Arcade Fire à volonté
EVERYTHING NOW, PAR ARCADE FIRE (COLUMBIA, LE 28 JUILLET).
On tient l’album de l’été, et il risque de durer toute l’année. Le cinquième LP d’Arcade Fire est leur plus groovy. Leur meilleur ? La production est assurée par Steve Mackey (Pulp) et, sur trois ou quatre titres, par le Daft Punk Thomas Bangalter. Un quasi-sans-faute, qui nous entraîne 47 minutes durant sur un dancefloor inattendu, repensé de fond en comble par les Montréalais, lesquels n’ont pas leur pareil pour donner musicalement envie de gravir des montagnes sur des textes à faire passer ceux de Lou Reed pour des précis de bien-être. « I’m in the black again », susurre Win Butler avant qu’un son nous aspire vers un ailleurs dansant : sur le premier single « Everything Now », le groupe (épaulé par Bangalter) passe ABBA et Simple Minds au tamis de sa propre folie des grandeurs, préférant, à l’emphase pompière, l’exotisme bienvenu d’une flûte de pan, sample de « The Coffee Cola Song » du Camerounais Francis Bebey. Ambiance plus urbaine pour « Signs of Life », avec sa rythmique disco à la « Car Wash » et le chant rappé de Butler qui convoque les fantômes de Blondie et de Tom Tom Club. Suivent le tubesque « Creature Comfort », rock électronique et orgiaque mêlant New Order, Talking Heads et LCD Soundsystem, et son mantra hystérique scandé par la voix suraiguë de Régine Chassagne (« On and on, I don’t know what I want »), puis le dub distordu de « Peter Pan », à rendre Grace Jones blanche de jalousie. Beaucoup de références, certes, mais le son unique d’un groupe au sommet qui se réinvente à chaque chanson. On se demande alors si on ne tient pas là un chef-d’oeuvre de pop tous azimuts du calibre du « London Calling » des Clash, quand « Chemistry » modère cet enthousiasme. Pas pour longtemps : le diptyque « Infinite Content », courts apartés parodiques, l’un college-rock, l’autre country-folk, moquant notre surconsommation de produits jetables, surgit comme une (auto)critique amusée. La seconde moitié fait la part belle aux productions Bangalter.
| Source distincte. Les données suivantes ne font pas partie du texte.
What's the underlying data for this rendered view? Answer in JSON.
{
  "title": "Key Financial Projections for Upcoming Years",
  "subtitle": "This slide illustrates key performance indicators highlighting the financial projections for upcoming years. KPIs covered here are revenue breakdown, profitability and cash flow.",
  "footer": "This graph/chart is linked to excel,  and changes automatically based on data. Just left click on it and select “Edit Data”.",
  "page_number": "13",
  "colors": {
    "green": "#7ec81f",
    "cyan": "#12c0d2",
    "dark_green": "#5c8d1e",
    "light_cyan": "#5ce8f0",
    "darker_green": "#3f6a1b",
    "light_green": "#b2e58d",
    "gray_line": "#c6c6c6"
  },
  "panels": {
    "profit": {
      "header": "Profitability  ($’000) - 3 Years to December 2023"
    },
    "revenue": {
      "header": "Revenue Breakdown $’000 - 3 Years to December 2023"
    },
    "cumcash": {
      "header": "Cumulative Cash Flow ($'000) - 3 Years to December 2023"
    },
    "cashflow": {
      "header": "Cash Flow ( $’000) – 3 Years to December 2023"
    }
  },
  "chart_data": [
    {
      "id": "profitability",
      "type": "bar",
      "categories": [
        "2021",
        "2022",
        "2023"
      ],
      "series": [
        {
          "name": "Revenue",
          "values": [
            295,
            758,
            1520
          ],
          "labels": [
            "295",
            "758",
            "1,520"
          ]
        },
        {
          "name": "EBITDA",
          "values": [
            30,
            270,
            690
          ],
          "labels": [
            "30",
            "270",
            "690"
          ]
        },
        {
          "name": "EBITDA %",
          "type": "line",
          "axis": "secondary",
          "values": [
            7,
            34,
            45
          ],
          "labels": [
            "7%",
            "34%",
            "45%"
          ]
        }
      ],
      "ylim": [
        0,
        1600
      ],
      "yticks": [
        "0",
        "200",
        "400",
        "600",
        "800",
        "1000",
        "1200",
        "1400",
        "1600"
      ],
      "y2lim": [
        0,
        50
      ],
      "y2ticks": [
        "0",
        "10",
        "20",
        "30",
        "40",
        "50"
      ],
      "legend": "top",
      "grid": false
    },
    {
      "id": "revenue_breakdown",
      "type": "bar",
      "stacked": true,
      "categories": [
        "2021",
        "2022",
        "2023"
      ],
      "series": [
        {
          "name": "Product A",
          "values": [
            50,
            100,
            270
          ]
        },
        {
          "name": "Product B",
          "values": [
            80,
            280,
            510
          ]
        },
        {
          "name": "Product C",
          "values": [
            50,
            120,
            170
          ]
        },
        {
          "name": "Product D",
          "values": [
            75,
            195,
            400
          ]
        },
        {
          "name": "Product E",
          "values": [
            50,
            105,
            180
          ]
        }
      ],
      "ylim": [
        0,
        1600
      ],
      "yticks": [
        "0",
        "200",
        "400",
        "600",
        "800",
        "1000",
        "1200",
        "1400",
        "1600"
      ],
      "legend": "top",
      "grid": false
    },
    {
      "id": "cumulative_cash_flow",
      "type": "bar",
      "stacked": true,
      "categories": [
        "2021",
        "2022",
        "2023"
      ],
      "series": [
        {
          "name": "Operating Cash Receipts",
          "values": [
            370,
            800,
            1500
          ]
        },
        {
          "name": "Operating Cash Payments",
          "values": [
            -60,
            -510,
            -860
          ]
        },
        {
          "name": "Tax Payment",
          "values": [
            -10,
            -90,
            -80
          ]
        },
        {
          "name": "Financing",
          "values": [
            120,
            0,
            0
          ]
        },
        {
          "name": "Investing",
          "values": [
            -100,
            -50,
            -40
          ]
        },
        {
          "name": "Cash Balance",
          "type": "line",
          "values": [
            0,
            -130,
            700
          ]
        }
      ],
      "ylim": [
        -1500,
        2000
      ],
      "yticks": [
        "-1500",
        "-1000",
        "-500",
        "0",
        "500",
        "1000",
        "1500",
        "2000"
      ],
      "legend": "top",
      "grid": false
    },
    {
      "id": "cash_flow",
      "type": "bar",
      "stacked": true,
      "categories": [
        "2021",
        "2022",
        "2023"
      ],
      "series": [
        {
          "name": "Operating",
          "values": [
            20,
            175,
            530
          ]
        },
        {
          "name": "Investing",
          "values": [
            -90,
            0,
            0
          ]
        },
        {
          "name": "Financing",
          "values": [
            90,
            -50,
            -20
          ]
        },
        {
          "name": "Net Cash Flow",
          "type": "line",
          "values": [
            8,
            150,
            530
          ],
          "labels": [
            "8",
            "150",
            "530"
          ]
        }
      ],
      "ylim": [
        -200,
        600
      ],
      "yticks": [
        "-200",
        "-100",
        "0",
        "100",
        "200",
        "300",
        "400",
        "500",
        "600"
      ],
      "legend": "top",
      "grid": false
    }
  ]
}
La bande à Butler fait la nique à Drake et Giorgio Moroder (« Electric Blue »), pond un slow magistral (« We Don’t Deserve Love »), seul titre down-tempo, croisement idéal entre l’Arcade Fire des origines et leur nouvelle sophistication électro. « Everything Now » (« Tout maintenant »), peut-être, mais il devrait nous accompagner longtemps.